Am 28. Februar 2007 kam es zu einer der bekanntesten öffentlichen Aktionen von Martsinkewitsch. Mit seinen Anhängern stürmte er eine Diskussionsveranstaltung im Moskauer Buchladen »Bilingwa«. Das Gespräch der Journalistin Julia Latynina mit dem damaligen Mitglied der sozialliberalen Jabloko-Partei Alexej Nawalny unterbrach »Tesak« mit Sieg-Heil-Rufen und der Ankündigung, er werde weiterhin »Tadschiken, Neger und Liberale töten«. Damals beschränkte sich die herbeigerufene Polizei darauf, die Personalien der Störer zu kontrollieren. Doch Nawalny erstattete eine Anzeige, auf deren Grundlage Martsinkewitsch von einem Polizeispezialkommando vier Monate später festgenommen wurde. Weitere Anzeigen bescherten »Tesak« seinen ersten längeren Gefängnisaufenthalt, auch wenn Nawalny selber die Strafe als zu hart beurteilte.

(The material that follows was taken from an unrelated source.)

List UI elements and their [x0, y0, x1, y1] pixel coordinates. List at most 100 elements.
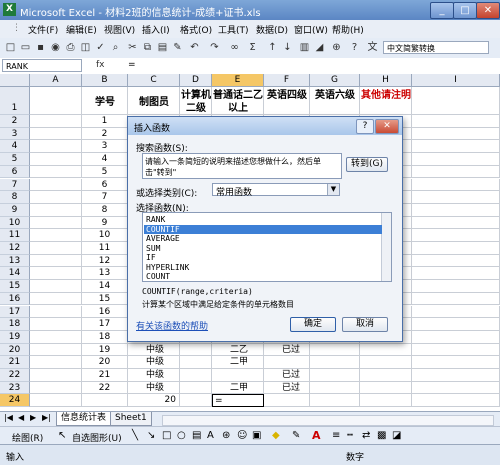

Die mit der Verurteilung einhergehende breite Bekanntheit in der Öffentlichkeit wusste Martsinkewitsch auf verschiedene Weise einzusetzen. 2010 versuchte er sich mit einer Kandidatur zum Koordinationsrat der Opposition, angeblich nicht ohne Unterstützung der kremlnahen Jugendorganisation. 2011 gründete er die Initiative »Occupy-Pedofiljaj«, die sich das Aufspüren und öffentliche Bloßstellen von Pädophilen zum Ziel setzte. Der Regisseur Ilja Chrschanowski gab ihm eine Rolle in seinem Art-House-Filmprojekt »Dau«. Während seines letzten Gefängnisaufenthalts hat sich »Tesak« angeblich vom Nationalsozialismus distanziert und Positionen des Libertarismus angenähert, ohne jedoch von seinen rassistischen Ansichten abzurücken.